Benben sözcüğünün eski Mısır dilinde yer alan “ben” köklü birçok sözcükten biri olduğu söylenebilir. Antik Mısır inançlarında bu sözcük, suyun fışkırması, güneşin yükselmesi, ilk yaratılış gibi anlamlara gelir.

-Friglerin Kara Taşı (Cybele Black Stone):

M.Ö. 1200'lerde Trakya ve Boğazlar üzerinden Anadolu’ya gelen Frigyalıların inançlarında taşlara, daha sonra Roma’ya taşınacak kadar çok önem verilmiştir. Friglerde taşlar, “Dünya Ana”nın bir tür simgesi olarak algılanmıştır. Onun ilâhi kökenli gücü olan Tanrıça Kibele’ye, Anadolu, Atina ve Roma’da yaygın bir şekilde tapınılmıştır. Kibele inançlarındaki kara taşın aynı zamanda “yön” bulmak amacı ile kullanıldığı da belirtilir.

202 yılında Romalılar ile Kartacalılar arasında baş gösteren bir anlaşmazlıkta, Romalı Sybil kâhinleri, şayet Kibele taşı bulunduğu yerden Roma’ya alınıp getirilmezse Romalıların bu savaşı kazanamayacağını söyleyince; Romalıların bu taşı büyük bir özenle bulunduğu yerden alıp Roma’ya götürdüğü anlatılır. Orada bu taş, “Mater Deum Magna” (Tanrıların Büyük Anası) olarak adlandırılmıştır. Konik bir biçimi olan bu taşın, Suriye, Filistin, Karya, Likya, Güney Anadolu ve Kıbrıs’ta da saygı görmekte olduğu biliniyor. Festival ve özel günlerde bu taşın üzerine zeytinyağı sürülürmüş.
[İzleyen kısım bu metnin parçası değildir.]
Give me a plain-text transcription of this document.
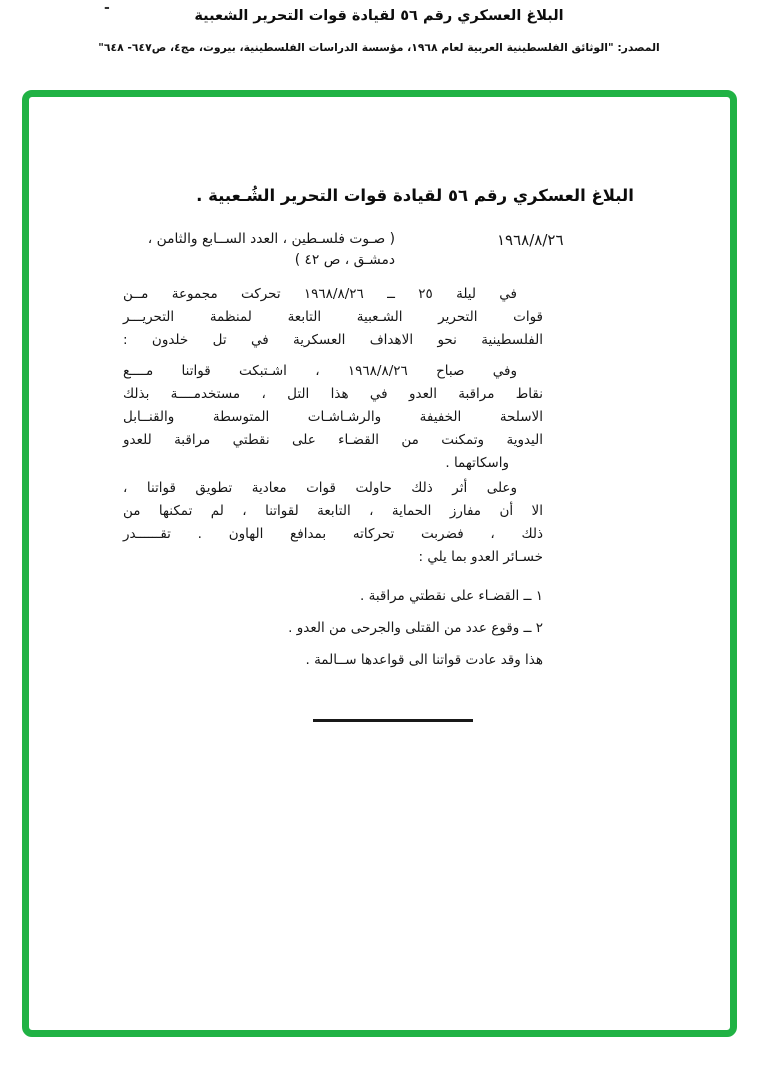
البلاغ العسكري رقم ٥٦ لقيادة قوات التحرير الشعبية
المصدر: "الوثائق الفلسطينية العربية لعام ١٩٦٨، مؤسسة الدراسات الفلسطينية، بيروت، مج٤، ص٦٤٧- ٦٤٨"
-
البلاغ العسكري رقم ٥٦ لقيادة قوات التحرير الشُـعبية .
١٩٦٨/٨/٢٦
( صـوت فلسـطين ، العدد الســابع والثامن ،
دمشـق ، ص ٤٢ )
في ليلة ٢٥ ــ ١٩٦٨/٨/٢٦ تحركت مجموعة مــن
قوات التحرير الشـعبية التابعة لمنظمة التحريـــر
الفلسطينية نحو الاهداف العسكرية في تل خلدون :
وفي صباح ١٩٦٨/٨/٢٦ ، اشـتبكت قواتنا مــــع
نقاط مراقبة العدو في هذا التل ، مستخدمــــة بذلك
الاسلحة الخفيفة والرشـاشـات المتوسطة والقنــابل
اليدوية وتمكنت من القضـاء على نقطتي مراقبة للعدو
واسكاتهما .
وعلى أثر ذلك حاولت قوات معادية تطويق قواتنا ،
الا أن مفارز الحماية ، التابعة لقواتنا ، لم تمكنها من
ذلك ، فضربت تحركاته بمدافع الهاون . تقــــــدر
خسـائر العدو بما يلي :
١ ــ القضـاء على نقطتي مراقبة .
٢ ــ وقوع عدد من القتلى والجرحى من العدو .
هذا وقد عادت قواتنا الى قواعدها ســالمة .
Taş üzerine zeytinyağı sürülmesi, günümüzde Kıbrıs’ta da geleneksel olarak izlenebiliyor. Bu da bir Afrodit tapınağının toprak üstünde arta kalmış bir köşe taşı üzerinde uygulanıyor. Diğer toplumlarda olduğu gibi Arapların İslamiyet’ten önce taşlara taptıkları ve onların da taşları zeytinyağı ile yağladıkları ileri sürülmektedir. İsa'ya İbranicedeki gerçek adı "Yeşua (Kurtuluş)" yerine verilen Christos (Hristos) adı ise "yağlanmış" ya da "yağla kutsanmış" anlamına gelmektedir. Pagan inançlarında tapınılan heykeller bereket ve kutsanma amacıyla yağlanır ve bu heykellere de "yağla kutsanmış" anlamında Hristos denirdi.
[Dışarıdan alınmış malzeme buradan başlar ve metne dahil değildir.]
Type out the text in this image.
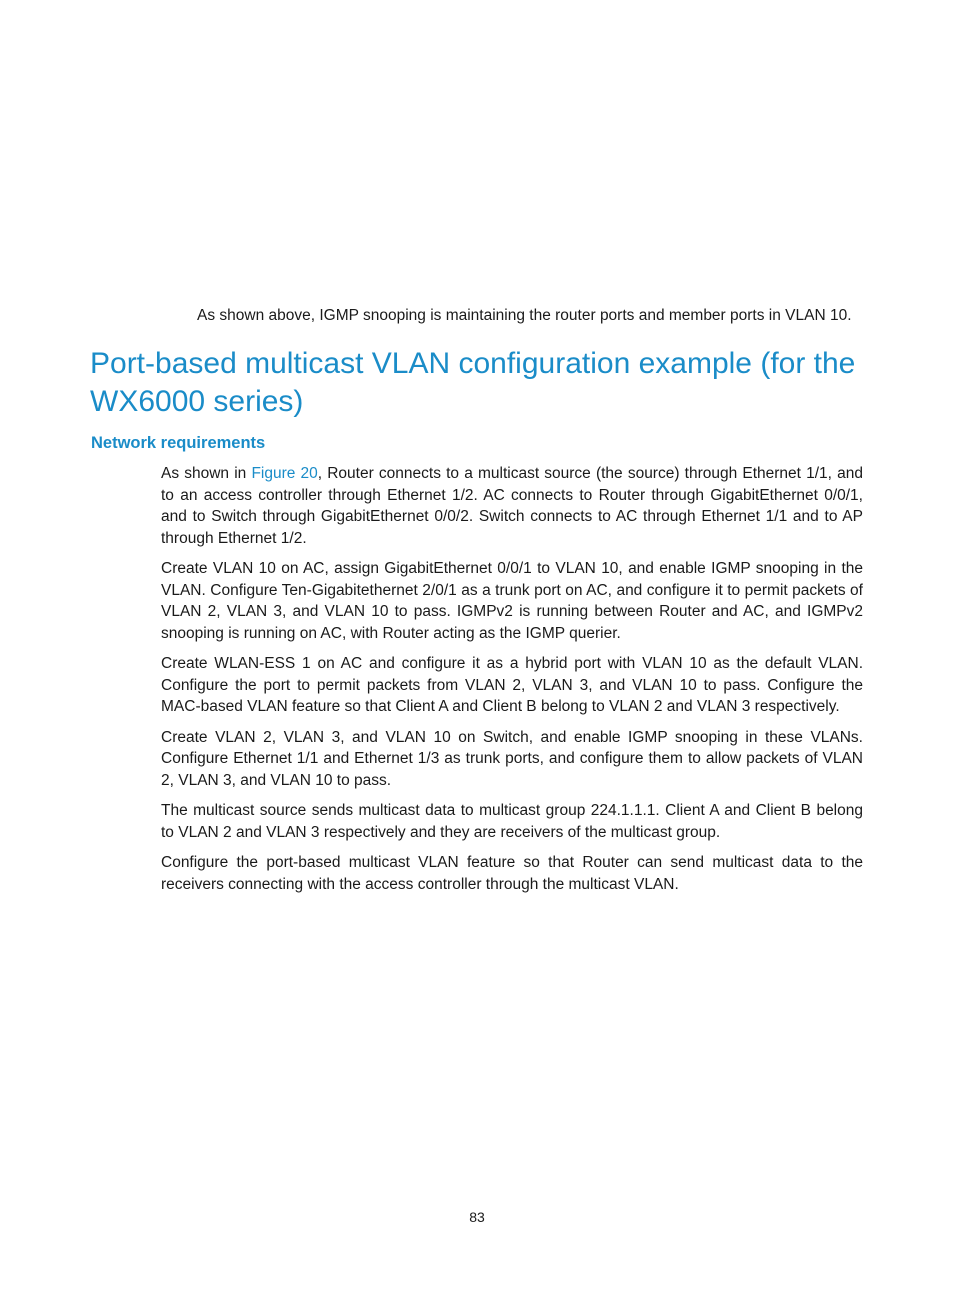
As shown above, IGMP snooping is maintaining the router ports and member ports in VLAN 10.
Port-based multicast VLAN configuration example (for the WX6000 series)
Network requirements

As shown in Figure 20, Router connects to a multicast source (the source) through Ethernet 1/1, and to an access controller through Ethernet 1/2. AC connects to Router through GigabitEthernet 0/0/1, and to Switch through GigabitEthernet 0/0/2. Switch connects to AC through Ethernet 1/1 and to AP through Ethernet 1/2.

Create VLAN 10 on AC, assign GigabitEthernet 0/0/1 to VLAN 10, and enable IGMP snooping in the VLAN. Configure Ten-Gigabitethernet 2/0/1 as a trunk port on AC, and configure it to permit packets of VLAN 2, VLAN 3, and VLAN 10 to pass. IGMPv2 is running between Router and AC, and IGMPv2 snooping is running on AC, with Router acting as the IGMP querier.

Create WLAN-ESS 1 on AC and configure it as a hybrid port with VLAN 10 as the default VLAN. Configure the port to permit packets from VLAN 2, VLAN 3, and VLAN 10 to pass. Configure the MAC-based VLAN feature so that Client A and Client B belong to VLAN 2 and VLAN 3 respectively.

Create VLAN 2, VLAN 3, and VLAN 10 on Switch, and enable IGMP snooping in these VLANs. Configure Ethernet 1/1 and Ethernet 1/3 as trunk ports, and configure them to allow packets of VLAN 2, VLAN 3, and VLAN 10 to pass.

The multicast source sends multicast data to multicast group 224.1.1.1. Client A and Client B belong to VLAN 2 and VLAN 3 respectively and they are receivers of the multicast group.

Configure the port-based multicast VLAN feature so that Router can send multicast data to the receivers connecting with the access controller through the multicast VLAN.

83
-Eski Yunanın Kutsal Omphalos Taşı :

Sözcük Yunanca'da "göbek" anlamına gelir. (Kraliçe Omphale adını karşılaştırın) Antik Yunanlara göre, Zeus dünyanın "göbeğinde" buluşmak üzere iki tane kartal yollamıştır. Akdeniz'in etrafındaki birçok yere Bu merkez noktasını gösterdiği söylenen omphalos taşları dikilmiştir. Bunların en ünlüsü Delfi mabedindeki oracle'dır. Omphalos aynı zamanda Yunan mitolojisinde ilk titanların lideri ve Zeus'un da babası olan Kronos'a verilmiş olan taşın da adıdır.

Yunan mitolojisindeki bir mite göre tanrı Zeus'un dünyanın tam orta noktasını belirlemek için iki kartalı gökyüzünün iki ucundan birbirlerine doğru uçmaları için bıraktığı, kartalların da yeryüzünün tam orta noktasında çarpışarak yere düştükleri anlatılır. Tanrı Zeus kartalların düştüğü yere, yani Omphalos'a bir taş dikmiş ve burasına dünyanın merkezi demiştir. Delfi kenti, dünyanın ve evrenin merkezi olarak kabul edilmesinin yanı sıra evrenin göbeği olarak addedilen bu Omphalos taşının yeri olarak da tüm antik Yunan dünyası tarafından kutsal sayılmıştır. Birçok törene konu edilen kutsal Omphalos taşının her gün yağlandığı söylenmiştir.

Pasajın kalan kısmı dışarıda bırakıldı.